El hijo que no cumple el mandato del padre inspiró a Marx al momento de escribir que la poesía de las nuevas revoluciones no podía encontrarse en el pasado sino en el porvenir. La guerra en Hamlet ocurre tanto al nivel del Estado como en ese parricidio simbólico que el joven príncipe intenta convertir en una acción concreta y política frente a un entorno que no lo comprende.
En la puesta de Rubén Szuchmacher hay un tiempo dedicado y minucioso entregado a las escenas más pequeñas que hacen a este reino en guerra. La contienda está contada desde el diseño del espacio, desde la disposición de los cuerpos, desde esas imágenes que instalan bandos, zonas donde los personajes se espían, conspiran y donde el cuerpo de Hamlet, encarado por Joaquín Furriel, expresa su disidencia en un comportamiento impetuoso, arrebatado, en una resistencia incansable ante esa pulcritud de un ejercito de hombres alistados en sus trajes oscuros.
Porque Hamlet es una tragedia política. La duda que el príncipe de Dinamarca asume como un modo de leer la realidad después de la confesión del espectro de su padre sobre el crimen de Estado, no es la vacilación de un cobarde sino la duda socrática que recupera el iluminismo y que el joven Hamlet estudia en la universidad. El drama de Shakespeare es el intento fallido, por parte de su protagonista, de llevar esas ideas a la práctica frente a un reino que tanto el padre de Hamlet como Claudio, su tío, manejan bajo la misma instrumentalidad asesina. En Hamlet el dato generacional surge en la fascinación que el protagonista siente por el joven Fortinbras, el príncipe noruego que ha logrado llevar adelante una revuelta.

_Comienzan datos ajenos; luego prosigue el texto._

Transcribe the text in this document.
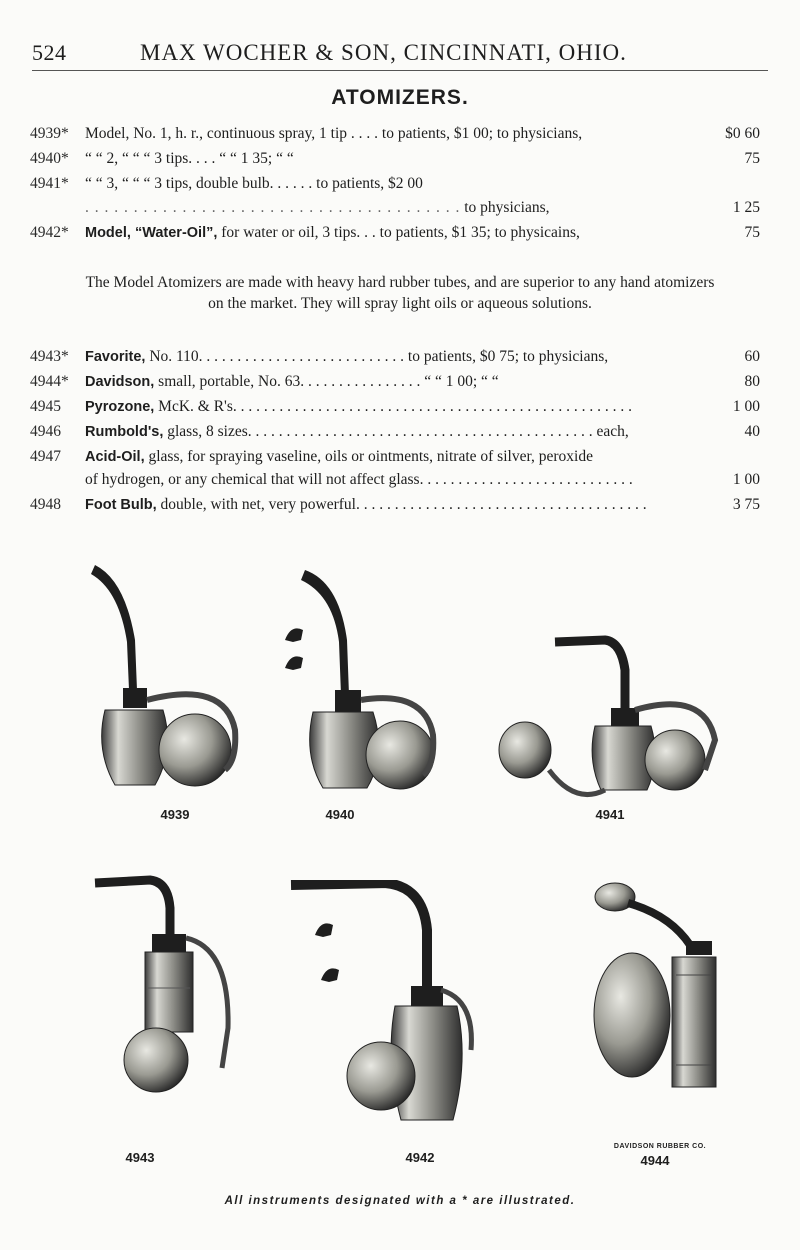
524	MAX WOCHER & SON, CINCINNATI, OHIO.
ATOMIZERS.
4939*	Model, No. 1, h. r., continuous spray, 1 tip . . . . to patients, $1 00; to physicians,	$0 60
4940*	“ “ 2, “ “ “ 3 tips. . . . “ “ 1 35; “ “	75
4941*	“ “ 3, “ “ “ 3 tips, double bulb. . . . . . to patients, $2 00
. . . . . . . . . . . . . . . . . . . . . . . . . . . . . . . . . . . . . . . to physicians,	1 25
4942*	Model, “Water-Oil”, for water or oil, 3 tips. . . to patients, $1 35; to physicains,	75
The Model Atomizers are made with heavy hard rubber tubes, and are superior to any hand atomizers on the market. They will spray light oils or aqueous solutions.
4943*	Favorite, No. 110. . . . . . . . . . . . . . . . . . . . . . . . . . . to patients, $0 75; to physicians,	60
4944*	Davidson, small, portable, No. 63. . . . . . . . . . . . . . . . “ “ 1 00; “ “	80
4945	Pyrozone, McK. & R's. . . . . . . . . . . . . . . . . . . . . . . . . . . . . . . . . . . . . . . . . . . . . . . . . . . .	1 00
4946	Rumbold's, glass, 8 sizes. . . . . . . . . . . . . . . . . . . . . . . . . . . . . . . . . . . . . . . . . . . . . each,	40
4947	Acid-Oil, glass, for spraying vaseline, oils or ointments, nitrate of silver, peroxide
of hydrogen, or any chemical that will not affect glass. . . . . . . . . . . . . . . . . . . . . . . . . . . .	1 00
4948	Foot Bulb, double, with net, very powerful. . . . . . . . . . . . . . . . . . . . . . . . . . . . . . . . . . . . . .	3 75
4939	4940	4941
4943	4942
DAVIDSON RUBBER CO.
4944
All instruments designated with a * are illustrated.
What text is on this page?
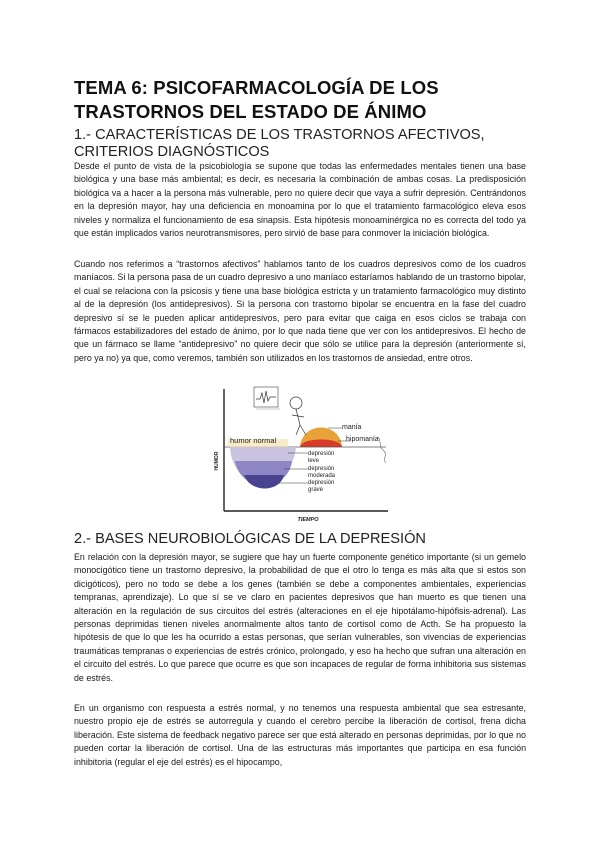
TEMA 6: PSICOFARMACOLOGÍA DE LOS TRASTORNOS DEL ESTADO DE ÁNIMO
1.- CARACTERÍSTICAS DE LOS TRASTORNOS AFECTIVOS, CRITERIOS DIAGNÓSTICOS
Desde el punto de vista de la psicobiología se supone que todas las enfermedades mentales tienen una base biológica y una base más ambiental; es decir, es necesaria la combinación de ambas cosas. La predisposición biológica va a hacer a la persona más vulnerable, pero no quiere decir que vaya a sufrir depresión. Centrándonos en la depresión mayor, hay una deficiencia en monoamina por lo que el tratamiento farmacológico eleva esos niveles y normaliza el funcionamiento de esa sinapsis. Esta hipótesis monoaminérgica no es correcta del todo ya que están implicados varios neurotransmisores, pero sirvió de base para conmover la iniciación biológica.
Cuando nos referimos a “trastornos afectivos” hablamos tanto de los cuadros depresivos como de los cuadros maníacos. Si la persona pasa de un cuadro depresivo a uno maníaco estaríamos hablando de un trastorno bipolar, el cual se relaciona con la psicosis y tiene una base biológica estricta y un tratamiento farmacológico muy distinto al de la depresión (los antidepresivos). Si la persona con trastorno bipolar se encuentra en la fase del cuadro depresivo sí se le pueden aplicar antidepresivos, pero para evitar que caiga en esos ciclos se trabaja con fármacos estabilizadores del estado de ánimo, por lo que nada tiene que ver con los antidepresivos. El hecho de que un fármaco se llame “antidepresivo” no quiere decir que sólo se utilice para la depresión (anteriormente sí, pero ya no) ya que, como veremos, también son utilizados en los trastornos de ansiedad, entre otros.
HUMOR
TIEMPO
manía
hipomanía
humor normal
depresión
leve
depresión
moderada
depresión
grave
2.- BASES NEUROBIOLÓGICAS DE LA DEPRESIÓN
En relación con la depresión mayor, se sugiere que hay un fuerte componente genético importante (si un gemelo monocigótico tiene un trastorno depresivo, la probabilidad de que el otro lo tenga es más alta que si estos son dicigóticos), pero no todo se debe a los genes (también se debe a componentes ambientales, experiencias tempranas, aprendizaje). Lo que sí se ve claro en pacientes depresivos que han muerto es que tienen una alteración en la regulación de sus circuitos del estrés (alteraciones en el eje hipotálamo-hipófisis-adrenal). Las personas deprimidas tienen niveles anormalmente altos tanto de cortisol como de Acth. Se ha propuesto la hipótesis de que lo que les ha ocurrido a estas personas, que serían vulnerables, son vivencias de experiencias traumáticas tempranas o experiencias de estrés crónico, prolongado, y eso ha hecho que sufran una alteración en el circuito del estrés. Lo que parece que ocurre es que son incapaces de regular de forma inhibitoria sus sistemas de estrés.
En un organismo con respuesta a estrés normal, y no tenemos una respuesta ambiental que sea estresante, nuestro propio eje de estrés se autorregula y cuando el cerebro percibe la liberación de cortisol, frena dicha liberación. Este sistema de feedback negativo parece ser que está alterado en personas deprimidas, por lo que no pueden cortar la liberación de cortisol. Una de las estructuras más importantes que participa en esa función inhibitoria (regular el eje del estrés) es el hipocampo,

Los procedimientos que sustentan la puesta en escena de Szuchmacher hacen dialogar a cada parte en relación a una totalidad que no suprime nunca la singularidad que la compone. Puede tratarse de un episodio estructurante o de transición pero estará al resguardo de un desarrollo intenso y dinámico. El elenco completo consigue un nivel de fluidez frente al texto shakesperiano casi inédita. Internaliza con tanta eficacia los parlamentos que de inmediato, hablar de ese modo, se instala como algo extrañamente natural. Este logro que parece convertir a Hamlet en una obra realista, sin alterar el texto original ni evitar las exigencias de la tragedia, genera sus desconciertos. Especialmente en relación a la interpretación de Furriel. Hay una naturalidad en su manera de decir que viene a discutir todos los supuestos sobre los modos de actuar Shakespeare. Si en las puestas de este clásico se pueden observar formas que van de la grandilocuencia a la espectacularidad, el Hamlet de Furriel se muestra como un hombre al que el trabajo intelectual que supone pensar le regala un vigor sutil. Parece que estuviera descubriendo en ese momento cada una de las palabras que le sirven para definir una situación ante la que debería ofrecer una resolución inmediata pero a la que el príncipe no le niega ni los obstáculos ni la ironía. Su protesta contra ese mundo de seres obedientes se manifiesta en un cuerpo y en un discurso que no quieren ni domesticación ni disciplina.
El personaje de Ofelia la aleja de toda posible sumisión, de la mansedumbre de una mujer que carece de voluntad para dejarse ganar por las decisiones de los otros. Belén Blanco no se aparta del texto shakesperiano pero lo toma con rebeldía, lo dice como si encontrara en Ofelia un hartazgo que rechaza el sacrificio para transformarlo en una verdad agónica.
En la decisión de entender la actuación como una narrativa sobre la que los actores y actrices pueden realizar una apropiación crítica, se funda la mirada contemporánea de esta puesta.
Hamlet se presenta de miércoles a domingos a las 20 en el Teatro San Martín.